1 Introduction to Evaluate the function \( f(x)=x^{2}-2 x+1 \) at the given values of the independent variable and simplify. \( \begin{array}{lll}\text { a. } f(-2) & \text { b. } f(x+6) & \text { c. } f(-x) \\ \text { Part } 1 \text { of } 3\end{array} \) \( \begin{array}{l}\text { a. } f(-2)=\square \text { (Simplify your answer.) }\end{array} \)

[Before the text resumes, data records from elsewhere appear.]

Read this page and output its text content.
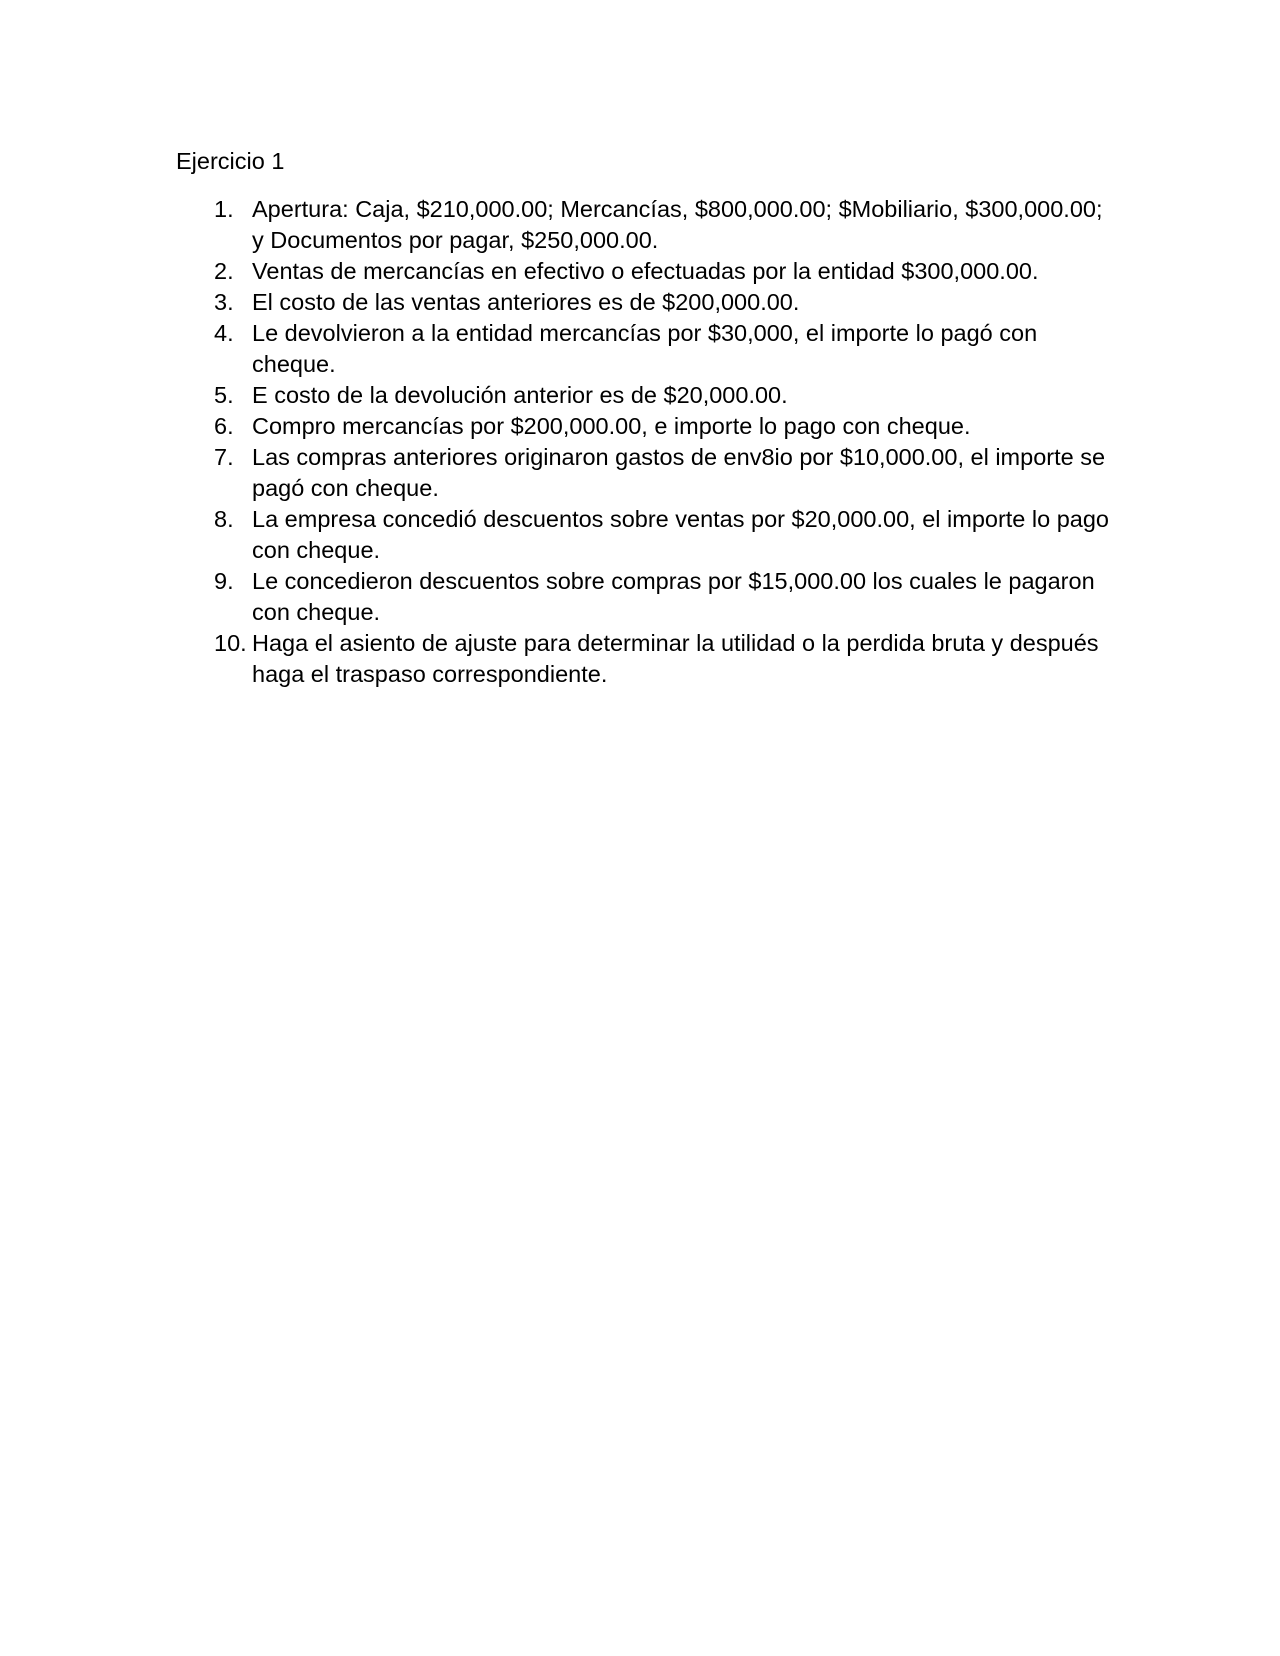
Ejercicio 1
1. Apertura: Caja, $210,000.00; Mercancías, $800,000.00; $Mobiliario, $300,000.00; y Documentos por pagar, $250,000.00.
2. Ventas de mercancías en efectivo o efectuadas por la entidad $300,000.00.
3. El costo de las ventas anteriores es de $200,000.00.
4. Le devolvieron a la entidad mercancías por $30,000, el importe lo pagó con cheque.
5. E costo de la devolución anterior es de $20,000.00.
6. Compro mercancías por $200,000.00, e importe lo pago con cheque.
7. Las compras anteriores originaron gastos de env8io por $10,000.00, el importe se pagó con cheque.
8. La empresa concedió descuentos sobre ventas por $20,000.00, el importe lo pago con cheque.
9. Le concedieron descuentos sobre compras por $15,000.00 los cuales le pagaron con cheque.
10. Haga el asiento de ajuste para determinar la utilidad o la perdida bruta y después haga el traspaso correspondiente.
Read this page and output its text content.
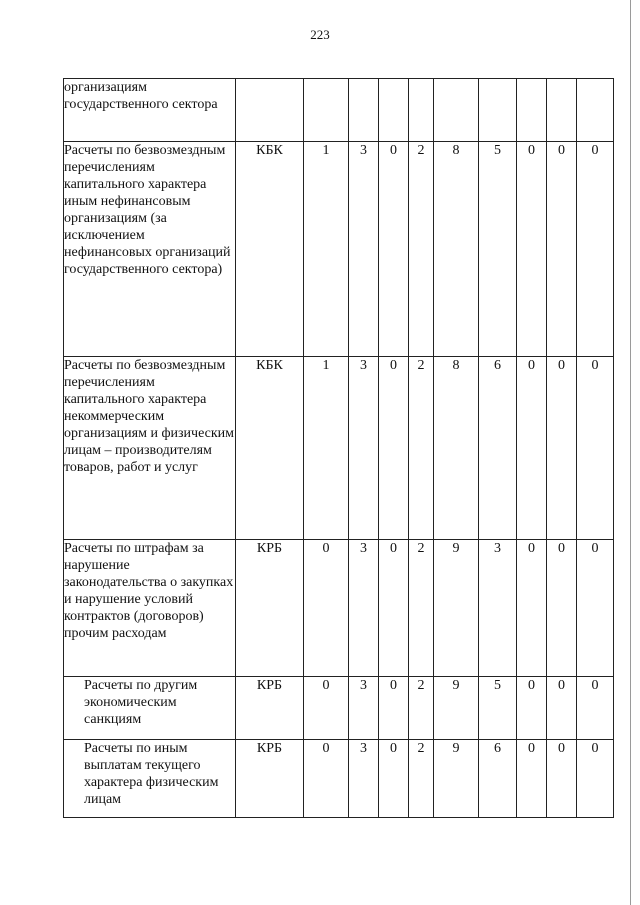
223
организациям государственного сектора										
Расчеты по безвозмездным перечислениям капитального характера иным нефинансовым организациям (за исключением нефинансовых организаций государственного сектора)	КБК	1	3	0	2	8	5	0	0	0
Расчеты по безвозмездным перечислениям капитального характера некоммерческим организациям и физическим лицам – производителям товаров, работ и услуг	КБК	1	3	0	2	8	6	0	0	0
Расчеты по штрафам за нарушение законодательства о закупках и нарушение условий контрактов (договоров) прочим расходам	КРБ	0	3	0	2	9	3	0	0	0
Расчеты по другим экономическим санкциям	КРБ	0	3	0	2	9	5	0	0	0
Расчеты по иным выплатам текущего характера физическим лицам	КРБ	0	3	0	2	9	6	0	0	0
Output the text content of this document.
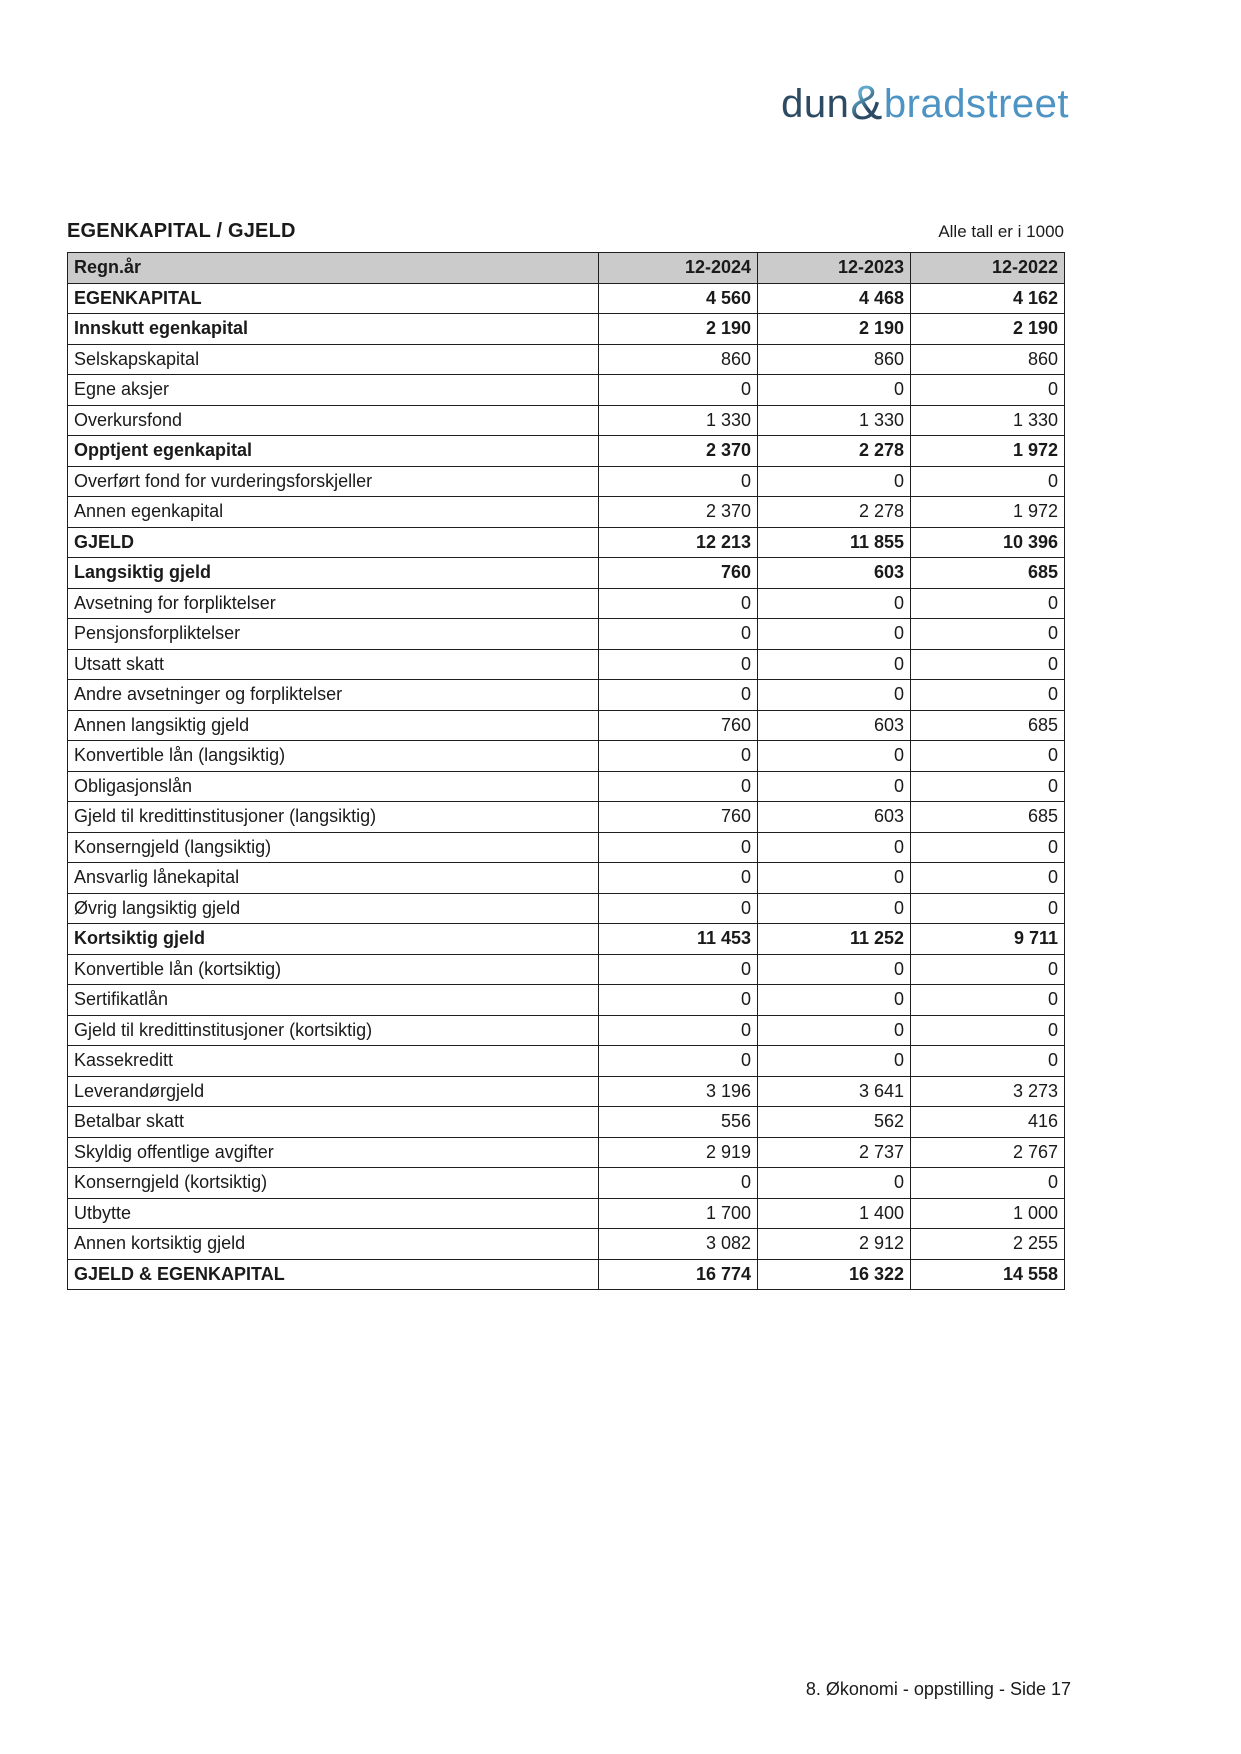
dun&bradstreet
EGENKAPITAL / GJELD	Alle tall er i 1000
Regn.år	12-2024	12-2023	12-2022
EGENKAPITAL	4 560	4 468	4 162
Innskutt egenkapital	2 190	2 190	2 190
Selskapskapital	860	860	860
Egne aksjer	0	0	0
Overkursfond	1 330	1 330	1 330
Opptjent egenkapital	2 370	2 278	1 972
Overført fond for vurderingsforskjeller	0	0	0
Annen egenkapital	2 370	2 278	1 972
GJELD	12 213	11 855	10 396
Langsiktig gjeld	760	603	685
Avsetning for forpliktelser	0	0	0
Pensjonsforpliktelser	0	0	0
Utsatt skatt	0	0	0
Andre avsetninger og forpliktelser	0	0	0
Annen langsiktig gjeld	760	603	685
Konvertible lån (langsiktig)	0	0	0
Obligasjonslån	0	0	0
Gjeld til kredittinstitusjoner (langsiktig)	760	603	685
Konserngjeld (langsiktig)	0	0	0
Ansvarlig lånekapital	0	0	0
Øvrig langsiktig gjeld	0	0	0
Kortsiktig gjeld	11 453	11 252	9 711
Konvertible lån (kortsiktig)	0	0	0
Sertifikatlån	0	0	0
Gjeld til kredittinstitusjoner (kortsiktig)	0	0	0
Kassekreditt	0	0	0
Leverandørgjeld	3 196	3 641	3 273
Betalbar skatt	556	562	416
Skyldig offentlige avgifter	2 919	2 737	2 767
Konserngjeld (kortsiktig)	0	0	0
Utbytte	1 700	1 400	1 000
Annen kortsiktig gjeld	3 082	2 912	2 255
GJELD & EGENKAPITAL	16 774	16 322	14 558
8. Økonomi - oppstilling - Side 17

To evaluate the function \( f(x) = x^2 - 2x + 1 \) at \( x = -2 \), simply substitute -2 into the function: \[ f(-2) = (-2)^2 - 2(-2) + 1 = 4 + 4 + 1 = 9. \] So, \( f(-2) = 9 \). Now onto the fun part! Did you know this quadratic function can be visualized as a parabola opening upwards? It has its vertex at the point (1, 0), which is the minimum value of the function. For part b, we substitute \( x + 6 \) into the function: \[ f(x + 6) = (x + 6)^2 - 2(x + 6) + 1. \] Expanding it out gives: \[ (x^2 + 12x + 36 - 2x - 12 + 1) = x^2 + 10x + 25. \] So, \( f(x + 6) = x^2 + 10x + 25 \). If you recognize this, it’s actually a square trinomial: \( (x + 5)^2 \)! Check this out: the function’s evaluations have a unique pattern, revealing the elegance of algebra!